Hundred year old vines and unique grape varieties are widespread on the islands. Malvasia Volcánica is probably the most famous grape variety on the island. others are Listán Negro, Diego and Listán Blanco.
Once while visiting a number of vineyards near Uga, a small village in southern Lanzarote, I followed the winemaker Vicente Torres as he walked barefoot – the traditional way of working here – up the hillside to inspect his vines. While the lapilli tickled my feet and sank slightly with every step, I found the climb more difficult than expected. I've learned that growing anything on this soil is hard work.
According to regulatory data, this year's harvest is expected to be less than half of last year's harvest, with a forecast of around 2.6 million pounds of grapes.
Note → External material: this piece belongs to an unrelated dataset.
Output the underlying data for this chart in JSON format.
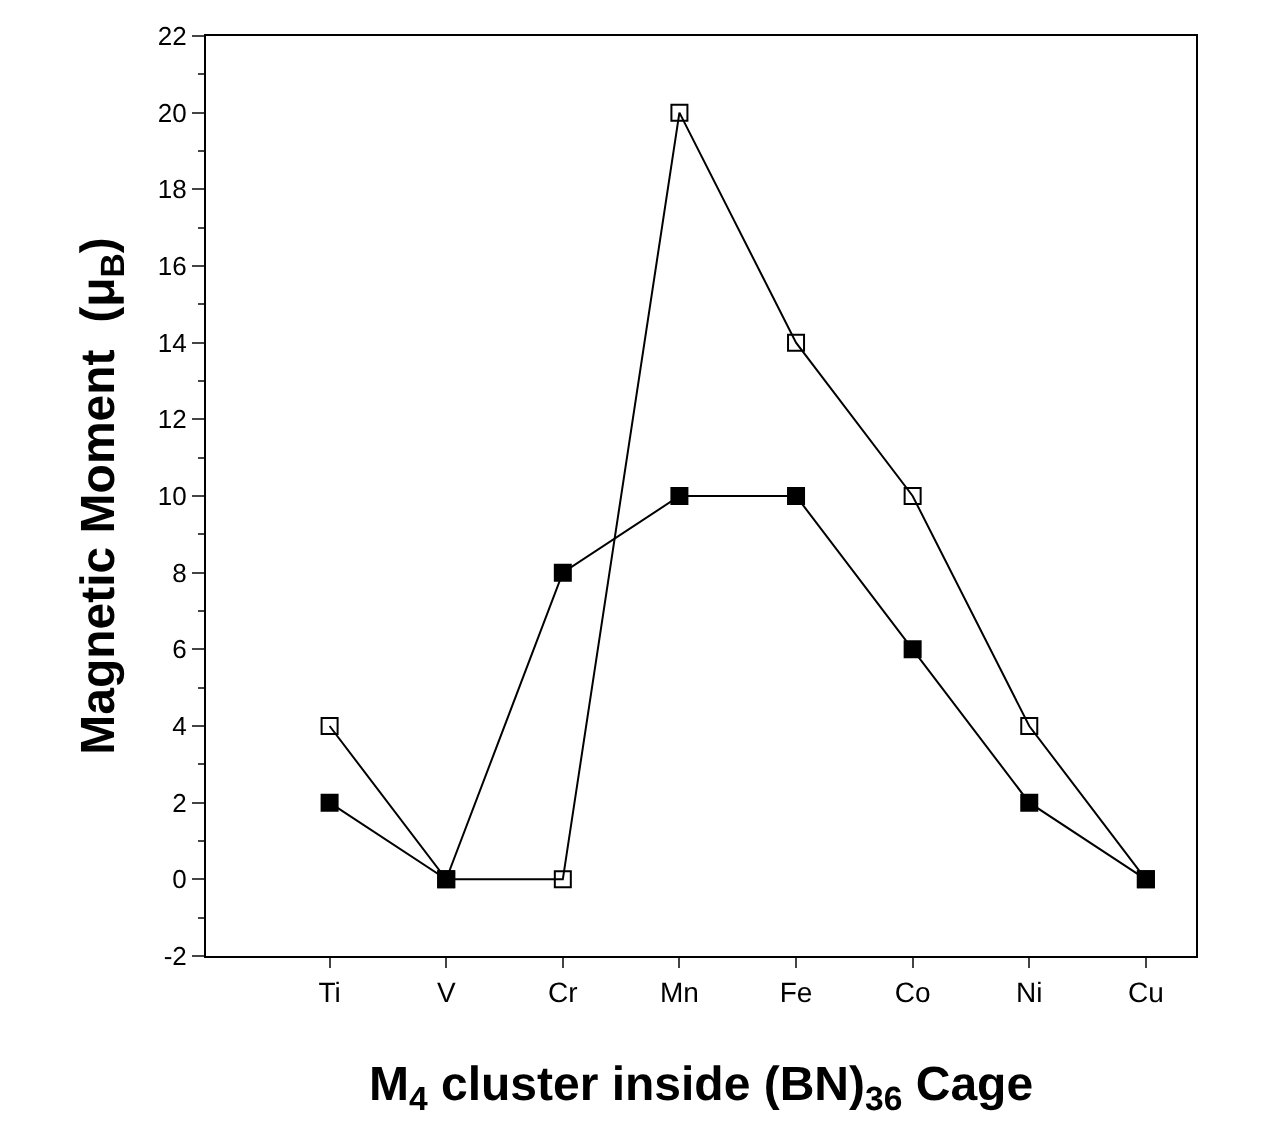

"The oldest men here say they don't remember a year as bad as this for vineyards," said Pablo Matallana, an oenologist who grew up in neighboring Tenerife but has family roots in Lanzarote. “We have experienced two years of extreme drought. Some plots have weakened considerably and the vines have lost vitality, ”he said.
Rayco Fernández, founding member of the Puro Rofe winery and dealer, who was praised as one of the first to present high quality Canarian wines, agreed. "The drought is ruining the vineyards," he said, adding that the ash, where there is a thick enough layer, was a lifeline.
But Lanzarote faces other threats as well. Tourism accounts for a significant part of the island's gross domestic product. And despite a relatively small number of confirmed coronavirus infections, this economic sector has largely evaporated.
According to a Covid-19 economic impact study conducted at La Laguna University, Lanzarote's G.D.P. is expected to drop 21 percent.
With the decline in the number of winemakers and devastating climate change, the future of winemaking in Lanzarote appears more challenging than ever.
However, there is no doubt that the island has some sort of mythical influence on its visitors. It has been almost a year since my last trip to Lanzarote, but I keep thinking about certain images: of grapevines emerging from the majestic Hoyos at the foot of Timanfaya – a splendor that can be appreciated there, at least for the time being.